While performing docking study the hydrogen bonding with ARG114 was selected as constraints for the specificity of binding of compounds in activity site of enzyme as reported in literature and as detected in Ligplot (Pawar et al., 2010). The docking pose of synthesized compounds showing higher inhibition compared with that of standard. In present docking study both the standard drug Indomethacin shows the binding with Arg114 (Figure 2) and diclofenac shows the binding with Arg 117, as found in Figure 3. The compound 5a and 5b shows binding with ARG114 and ARG117, as shown in Figure 4 and Figure 5, respectively. Moreover the compound 5a showed the highest G score of -7.731, it was observed in the docking pose of 5a that –C=O of carboxyl group formed hydrogen bonding with –-NH group of Arg186 and –NH of amide group formed hydrogen bonding with –C=O of Arg114. This indicates the importance of carboxyl group for anti-inflammatory activity and also confirms the importance of amide group in the structure of the synthesized derivatives. The docking results have shown that all the synthesized compounds have better anti inflammatory effect compared to Indomethacin and diclofenac. Molecular modeling helps to realize the mechanism of their actions, which could be their interactions with the same residues of ARG114 and ARG117, as shown by indomethacin and diclofenac.
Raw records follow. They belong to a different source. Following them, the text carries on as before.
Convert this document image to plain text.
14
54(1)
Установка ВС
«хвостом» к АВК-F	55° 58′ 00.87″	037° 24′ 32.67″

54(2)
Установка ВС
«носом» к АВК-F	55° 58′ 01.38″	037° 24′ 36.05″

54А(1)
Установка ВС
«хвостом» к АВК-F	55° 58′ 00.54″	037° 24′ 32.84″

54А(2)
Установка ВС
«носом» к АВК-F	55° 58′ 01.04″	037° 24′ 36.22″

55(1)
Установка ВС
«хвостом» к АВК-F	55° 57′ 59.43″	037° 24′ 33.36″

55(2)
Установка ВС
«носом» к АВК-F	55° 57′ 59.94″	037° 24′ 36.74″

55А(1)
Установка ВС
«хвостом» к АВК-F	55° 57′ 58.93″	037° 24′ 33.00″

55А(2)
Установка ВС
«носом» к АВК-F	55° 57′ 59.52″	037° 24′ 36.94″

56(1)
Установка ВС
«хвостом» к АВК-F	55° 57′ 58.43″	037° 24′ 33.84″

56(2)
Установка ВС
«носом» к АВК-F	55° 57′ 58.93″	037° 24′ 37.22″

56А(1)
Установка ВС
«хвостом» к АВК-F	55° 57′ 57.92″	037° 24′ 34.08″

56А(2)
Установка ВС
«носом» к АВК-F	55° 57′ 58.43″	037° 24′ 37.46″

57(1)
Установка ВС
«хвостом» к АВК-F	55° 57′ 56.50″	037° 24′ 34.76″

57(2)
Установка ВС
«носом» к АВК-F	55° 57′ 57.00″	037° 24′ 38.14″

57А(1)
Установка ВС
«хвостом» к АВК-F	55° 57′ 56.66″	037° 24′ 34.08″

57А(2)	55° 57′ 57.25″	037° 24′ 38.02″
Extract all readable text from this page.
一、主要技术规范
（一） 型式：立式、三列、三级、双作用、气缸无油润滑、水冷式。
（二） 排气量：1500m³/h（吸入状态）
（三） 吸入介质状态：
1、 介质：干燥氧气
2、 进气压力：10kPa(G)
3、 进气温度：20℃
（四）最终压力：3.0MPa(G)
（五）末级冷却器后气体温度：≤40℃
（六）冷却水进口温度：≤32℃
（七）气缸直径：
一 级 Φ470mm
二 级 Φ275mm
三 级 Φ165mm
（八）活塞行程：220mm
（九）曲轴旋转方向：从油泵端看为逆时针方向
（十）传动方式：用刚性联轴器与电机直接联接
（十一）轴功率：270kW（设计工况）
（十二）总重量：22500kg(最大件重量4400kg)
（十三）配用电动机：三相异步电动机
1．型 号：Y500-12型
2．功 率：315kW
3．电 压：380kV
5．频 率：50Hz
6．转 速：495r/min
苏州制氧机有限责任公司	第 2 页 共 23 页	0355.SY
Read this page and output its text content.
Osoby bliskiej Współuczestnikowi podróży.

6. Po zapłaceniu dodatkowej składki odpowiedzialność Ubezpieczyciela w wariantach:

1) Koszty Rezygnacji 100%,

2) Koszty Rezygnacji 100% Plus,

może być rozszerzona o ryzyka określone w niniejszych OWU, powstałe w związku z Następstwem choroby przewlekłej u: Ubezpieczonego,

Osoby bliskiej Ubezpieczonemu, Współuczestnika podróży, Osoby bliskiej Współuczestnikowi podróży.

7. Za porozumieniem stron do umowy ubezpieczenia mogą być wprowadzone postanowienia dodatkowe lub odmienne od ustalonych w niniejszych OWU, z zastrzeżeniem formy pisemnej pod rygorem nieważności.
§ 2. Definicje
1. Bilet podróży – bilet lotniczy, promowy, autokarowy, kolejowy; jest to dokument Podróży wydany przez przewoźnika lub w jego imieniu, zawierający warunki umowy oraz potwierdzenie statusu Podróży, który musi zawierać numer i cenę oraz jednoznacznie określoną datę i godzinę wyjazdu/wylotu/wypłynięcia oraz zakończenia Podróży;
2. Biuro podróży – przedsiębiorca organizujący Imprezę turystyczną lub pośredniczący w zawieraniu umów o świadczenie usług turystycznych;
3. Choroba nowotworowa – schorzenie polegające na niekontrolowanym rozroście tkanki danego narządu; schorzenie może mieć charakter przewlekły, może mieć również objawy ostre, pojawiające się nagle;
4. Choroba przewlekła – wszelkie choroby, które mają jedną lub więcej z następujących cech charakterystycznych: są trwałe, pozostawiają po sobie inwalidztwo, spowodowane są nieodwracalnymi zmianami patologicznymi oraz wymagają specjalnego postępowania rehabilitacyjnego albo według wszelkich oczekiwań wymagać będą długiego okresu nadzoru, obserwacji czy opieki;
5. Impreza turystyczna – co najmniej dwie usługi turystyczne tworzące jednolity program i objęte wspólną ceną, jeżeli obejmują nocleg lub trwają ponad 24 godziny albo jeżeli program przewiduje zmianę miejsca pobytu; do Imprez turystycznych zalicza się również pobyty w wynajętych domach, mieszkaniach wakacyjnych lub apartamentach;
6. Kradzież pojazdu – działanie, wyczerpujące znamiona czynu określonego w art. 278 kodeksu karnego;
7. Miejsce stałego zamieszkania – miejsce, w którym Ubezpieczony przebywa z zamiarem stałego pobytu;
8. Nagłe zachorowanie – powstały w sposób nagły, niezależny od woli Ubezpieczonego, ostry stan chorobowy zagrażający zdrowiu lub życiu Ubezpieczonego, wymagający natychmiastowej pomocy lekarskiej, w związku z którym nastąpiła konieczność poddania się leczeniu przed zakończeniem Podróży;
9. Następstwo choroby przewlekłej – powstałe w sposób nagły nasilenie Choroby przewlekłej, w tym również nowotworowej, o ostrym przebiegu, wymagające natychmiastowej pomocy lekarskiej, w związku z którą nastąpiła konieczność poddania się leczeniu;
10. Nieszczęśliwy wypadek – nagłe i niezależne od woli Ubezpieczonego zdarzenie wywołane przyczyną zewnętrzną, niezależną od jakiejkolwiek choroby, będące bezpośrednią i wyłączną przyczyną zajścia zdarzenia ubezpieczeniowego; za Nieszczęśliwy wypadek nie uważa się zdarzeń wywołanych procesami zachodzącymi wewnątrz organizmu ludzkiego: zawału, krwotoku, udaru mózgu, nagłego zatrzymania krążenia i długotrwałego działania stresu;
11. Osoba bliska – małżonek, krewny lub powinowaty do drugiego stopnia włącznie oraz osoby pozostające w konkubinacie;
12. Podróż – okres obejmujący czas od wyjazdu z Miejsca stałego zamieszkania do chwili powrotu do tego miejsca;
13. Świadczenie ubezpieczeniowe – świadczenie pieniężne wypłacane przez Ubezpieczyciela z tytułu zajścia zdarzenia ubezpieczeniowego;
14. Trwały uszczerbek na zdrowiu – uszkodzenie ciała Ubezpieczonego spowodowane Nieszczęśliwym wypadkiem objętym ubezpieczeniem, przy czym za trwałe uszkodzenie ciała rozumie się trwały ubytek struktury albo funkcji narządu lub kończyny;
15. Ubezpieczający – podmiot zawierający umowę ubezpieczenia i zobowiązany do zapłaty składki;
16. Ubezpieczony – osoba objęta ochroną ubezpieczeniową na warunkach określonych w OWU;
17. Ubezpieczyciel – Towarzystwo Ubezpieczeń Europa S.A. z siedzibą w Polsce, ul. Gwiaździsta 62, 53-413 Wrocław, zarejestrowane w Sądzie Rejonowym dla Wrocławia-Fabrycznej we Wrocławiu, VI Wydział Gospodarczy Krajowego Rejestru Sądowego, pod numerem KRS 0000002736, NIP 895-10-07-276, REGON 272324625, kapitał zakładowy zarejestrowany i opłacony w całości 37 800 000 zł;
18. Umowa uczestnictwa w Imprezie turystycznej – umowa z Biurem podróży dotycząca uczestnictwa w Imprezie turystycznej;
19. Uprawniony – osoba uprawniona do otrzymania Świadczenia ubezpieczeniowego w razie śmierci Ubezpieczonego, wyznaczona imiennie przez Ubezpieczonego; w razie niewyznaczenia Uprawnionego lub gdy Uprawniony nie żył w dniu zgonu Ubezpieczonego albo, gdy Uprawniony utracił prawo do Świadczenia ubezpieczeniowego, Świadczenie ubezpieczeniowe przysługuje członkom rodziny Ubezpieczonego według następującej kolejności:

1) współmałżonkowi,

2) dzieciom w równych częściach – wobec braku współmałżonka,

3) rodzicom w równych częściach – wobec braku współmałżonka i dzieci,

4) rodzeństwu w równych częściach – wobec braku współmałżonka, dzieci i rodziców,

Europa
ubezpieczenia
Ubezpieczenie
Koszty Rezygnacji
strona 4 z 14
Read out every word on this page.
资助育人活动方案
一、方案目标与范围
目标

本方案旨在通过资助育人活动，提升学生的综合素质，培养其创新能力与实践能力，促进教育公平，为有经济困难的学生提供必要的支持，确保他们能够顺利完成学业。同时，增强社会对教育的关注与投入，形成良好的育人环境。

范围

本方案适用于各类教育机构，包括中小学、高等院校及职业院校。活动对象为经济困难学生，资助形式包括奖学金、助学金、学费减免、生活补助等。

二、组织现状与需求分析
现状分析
The present study describes eco-friendly synthesis of twelve final derivatives 5(a-l) in Milestone’s Microsynth microwave. All the compounds were obtained in good yield and in shorter reaction times, i.e. 14 to 17 min.

 

The synthesized derivatives were evaluated for  in  vitro and in vivo anti-inflammatory activity, using diclofenac as a reference standard. The selected compounds were studied for ulcerogenic toxicity and have shown good gastrointestinal safety profile. The compounds were also subjected to in vitro analysis by using diclofenac as standard. The compounds 5a, 5b and 5e have  proved  to be more effective than diclofenac while others have shown moderate to weak activity. All the derivatives were fitted into the same pocket of HSA where indomethacin has fitted during docking. The compounds have shown good docking results (G-score) and good fitting into the active site. Thus the synthesized compounds 2-(3-(2-(1,3-dioxoisoindolin-2-yl) acetamido)-4-oxo-2-substituted thiazolidin-5-yl) acetic acid derivatives 5(a-l) show good potential as anti-inflammatory agents and can be further evaluated   for   diabetic   neuropathy   as    the  structure contains thiazolidinone ring which is also present in anti-diabetic drugs such as rosiglitazone and pioglitazone.

Authors are grateful to Mrs. Fatma Rafiq Zakaria, Chairman, Maulana Azad Education Trust and Principal, Y.B Chavan College of Pharmacy, Aurangabad for encouragement and support. The authors thank the Government College of Pharmacy, for assisting in pharmacological screening.

The authors declared no conflict of interest.